Douglas Burns, a longtime newsman and political independent who co-owns the Carroll Times Herald, is similarly pessimistic. As a reporter, he watched any number of Iowa Democrats run what he considered solid, mainstream campaigns, attentive to voters and their local concerns, only to lose.” Said Burns: “Unless you live here, I don’t think you can appreciate the level of rural white grievance. We think that you can win people over with the issues. I’m not sure that you can.”

Biden needs to tell a New American Story to help us believe in each other again. To quote Pankaj Mishra: “FDR succeeded because he saw the birth of a spacious moral imagination as vital to his task — and recognized that his own rhetorical gifts, though impressive, were not strong enough to achieve it.”

Wendell Berry’s poem “Wild Geese” ends with these lines:

Geese appear high over us,
pass, and the sky closes. Abandon,
as in love or sleep, holds
them to their way, clear
in the ancient faith: what we need
is here. And we pray, not
for new earth or heaven, but to be
quiet in heart, and in eye,
clear. What we need is here.

We’re going to have to write the New American Story together. And it better be damn good. Got to keep the eyes clear, and remember: what we need is here.

Lots of love, nicco

PS. This morning’s news (unmentioned by most US media) that China is escalating its militaristic approach to the Pacific has inspired a lengthy post-script on geopolitics and Rule 1.

As they say, “well-behaved boats rarely make history”. The giant container ship stuck in the Suez Canal is a reminder of the hidden infrastructure that allows contemporary life to hum along. Where is Godzilla when you need him? About 12% of the world’s trade goes through the Suez; roughly nine billion dollars’ worth of goods go through the canal on a daily basis. I checked IsTheShipStillStuck.com and it says we’re headed into our sixth day of the blockage, with no clear timeline for the canal to return to normal business. Soon we’ll begin to see the gears of the global economy getting mucked up — all over a single ship. Better stock up on toilet paper and canned goods now, especially if you live in Europe (I mean you, Helen B.). At least over here we’ve got the Panama Canal.

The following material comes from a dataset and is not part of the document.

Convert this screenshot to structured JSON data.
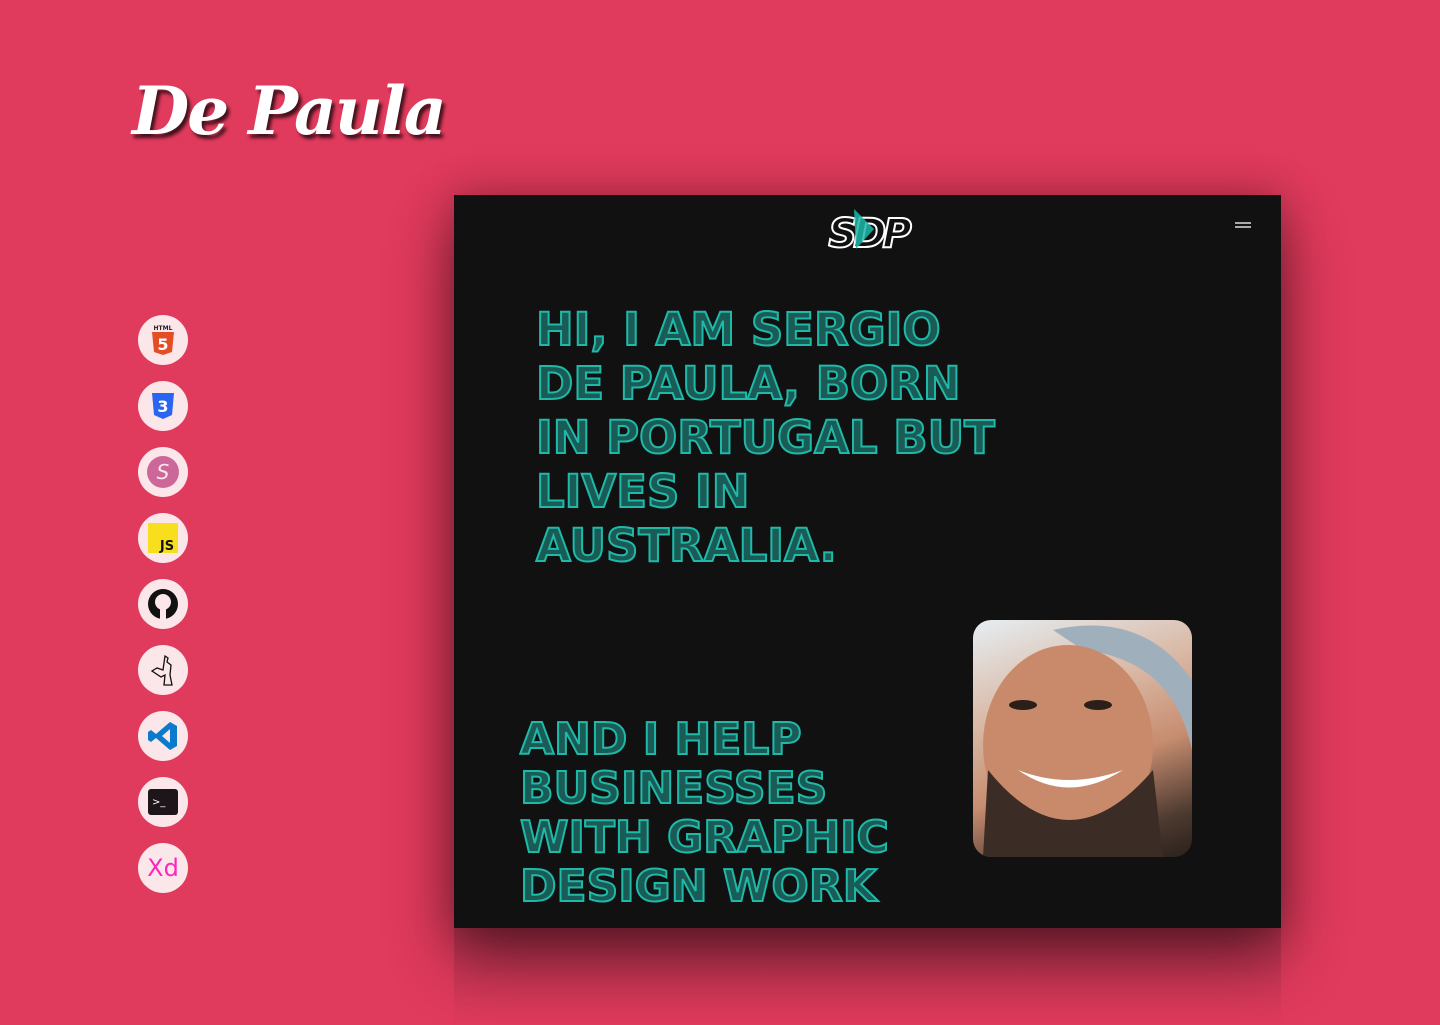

I know, I know: it’s not a normal ship. The whole episode reminded me of a book I thoroughly enjoyed: “The Box”, a history of shipping containers. It’s a lot more fascinating than it sounds. A deep dive in the history of the Suez Canal (which I will spare you) brought to my attention the curious historical footnote of The Great Bitter Lake Association.

Back to Rule 1. It’s notable that the Biden Administration’s general stance towards China follows the Trump Administration, albeit with slightly more diplomatic language. Not only is Biden keeping the Trump China Tariffs, but the recent high-level talks between Biden’s Secretary of State and China’s Foriegn Minister were a lot more confrontational than anyone expected.

The ancient Greek historian Thucydides posited that the war between Athens and Sparta was inevitable because of Spartan fears of the growth of Athenian power. In 2015, Graham Allison published research showing that this was not an aberration of the ancient world; analyzing the historical record, Allison found that over the last 500 years whenever a rising power rivaled a ruling power, war was the most likely result — usually ending badly for both nations.

China is undoubtedly the rising power; America is the ruling (and falling) power. Tension over everything from trade to Hong Kong to the possibility China will seize Taiwan are all symptoms of an emerging new order in global politics. A trapped boat in the Suez, like a butterfly flapping its wings in Beijing, can have unintended consequences.